Originally Posted by TheMeInTeam:

The explanation is that recess appointments are something that all presidents have done because the Constitution provides for them (some recent numbers are Reagan: 243, Clinton: 139, G.W. Bush: 171, including John Bolton as UN Ambassador), but recently the Senate has started holding constant pro forma sessions when out of session to block President Obama from making any recess appointments at all (to be fair, Senate Democrats also used this tactic a few times in Bush's second term). The White House considered this tactic to be an illegitimate attempt to eliminate all recess appointments based on a technicality rather than the spirit of the law, but a Reagan-appointed judge sided with Republicans. So for now, recess appointments are effectively dead barring a different ruling from the Supreme Court, because you can bet that Democrats are going to do the same thing the next time there's a Republican president. And a bunch of important positions will remain unfilled due to the Senate's inability to even bring nominees to the floor for an up-or-down vote due to arcane filibuster rules (which Senators from both parties share the blame for).

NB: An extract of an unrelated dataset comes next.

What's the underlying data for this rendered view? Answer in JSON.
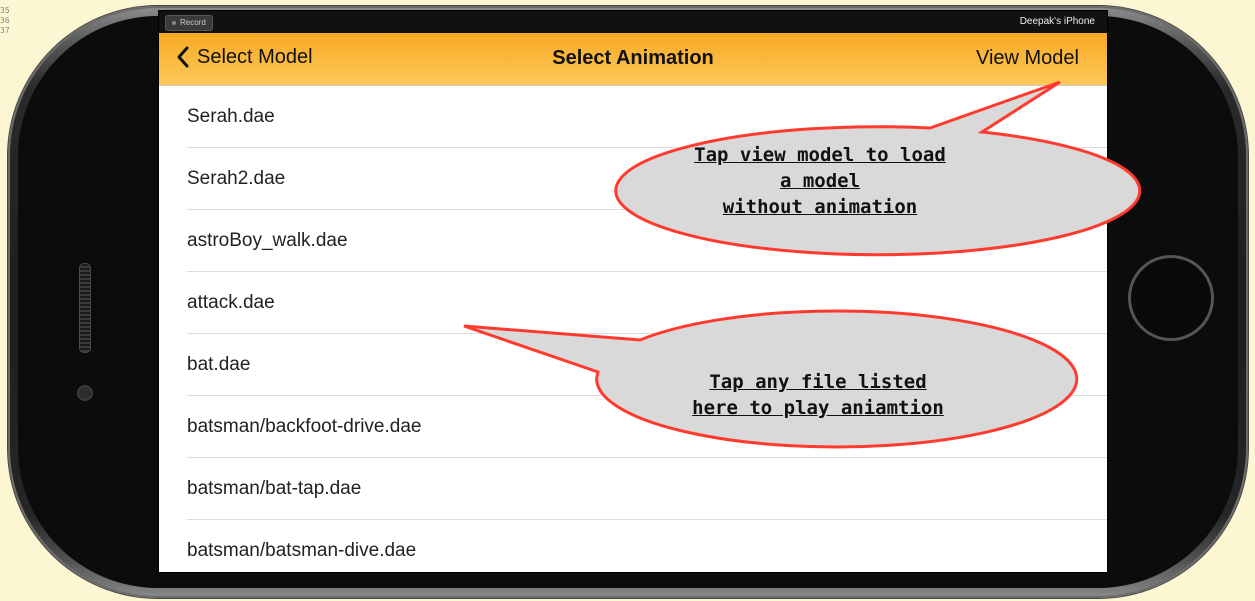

 -----------------------------

Wow, this has been up 17 hours now.   Where is Jobe to defend Reagan and Bush doing the same thing and seemingly not calling them violators of the Constitution?

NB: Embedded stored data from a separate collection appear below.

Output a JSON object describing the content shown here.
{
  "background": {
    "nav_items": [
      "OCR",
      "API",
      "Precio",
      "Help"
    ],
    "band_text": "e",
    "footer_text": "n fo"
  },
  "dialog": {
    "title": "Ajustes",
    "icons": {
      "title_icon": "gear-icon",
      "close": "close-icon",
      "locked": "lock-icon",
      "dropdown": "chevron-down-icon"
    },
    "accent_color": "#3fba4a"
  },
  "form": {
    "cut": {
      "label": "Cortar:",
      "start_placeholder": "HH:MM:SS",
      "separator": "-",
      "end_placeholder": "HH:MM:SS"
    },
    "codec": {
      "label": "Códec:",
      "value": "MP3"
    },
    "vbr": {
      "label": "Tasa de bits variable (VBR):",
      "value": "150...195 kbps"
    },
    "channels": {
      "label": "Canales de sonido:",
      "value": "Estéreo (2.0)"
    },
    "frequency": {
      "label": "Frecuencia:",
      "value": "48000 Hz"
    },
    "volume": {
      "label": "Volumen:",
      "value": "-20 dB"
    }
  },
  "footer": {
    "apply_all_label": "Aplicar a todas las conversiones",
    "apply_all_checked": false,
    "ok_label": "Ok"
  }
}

Wow uncle, it took you over a day to respond? I’m just saying you lefties are quick to defend our current POTUS no matter what disgraceful things he does.

 

From the article:

But during that time, GOP lawmakers argued, the Senate technically had stayed in session because it was gaveled in and out every few days for so-called pro forma sessions.

 

GOP lawmakers used the tactic — as Democrats had done in the past — specifically to prevent the president from using his recess power to install members to the labor board and the consumer board.

 

The right was only doing what the left has done in the past.

 

 

I don’t know about Reagan but Bush didn’t go ahead with the appointments like this administration did. Richard Durbin a democratic Senator didn’t argue that point on TV this morning.

 

Again from the article:

 

“But during that time, GOP lawmakers argued, the Senate technically had stayed in session because it was gaveled in and out every few days for so-called pro forma sessions“.

 

Both sides have done these so-called pro forma sessions but at least Bush followed the rules and didn’t go ahead with the appointments. My guess would be that Reagan followed the rules as well. That’s the difference between the left and the right.

 

 

Originally Posted by MonkeysUncleByMarriage:

Pretty much all modern Presidents have done it.  You can split hairs any way you want Jobe.   Come back to reality.  Speaking of upbringings, I wonder about yours.  You constantly lie just to further your political agenda.  Sure your parents are proud.

No, what Obama did was new. Basically, the Senate Republicans started always being in pro forma sessions to block all recess appointments, so the White House decided to challenge this by arguing that pro forma sessions didn't actually count as the Senate being in session (in other words, a technicality rather than the spirit of the law) and making appointments anyway, but they lost that argument in court. So the practice of recess appointments is now effectively dead, since Senators from the party not in control of the White House will now always keep the Senate in pro forma sessions when the Senate is out of session, and the courts have now made it clear that there's nothing the executive branch can do about it (only the Supreme Court could overrule this decision, or the Senate could change its rules, but neither seems likely). 

Isn't Obama the one who was touted as being so highly qualified for President in 2008 because he was a professor of Constitutional Law at the University of Chicago and he was such a Constitutional scholar that we were so fortunate to have a person of such expertise running for President?  How could he have missed this little violation?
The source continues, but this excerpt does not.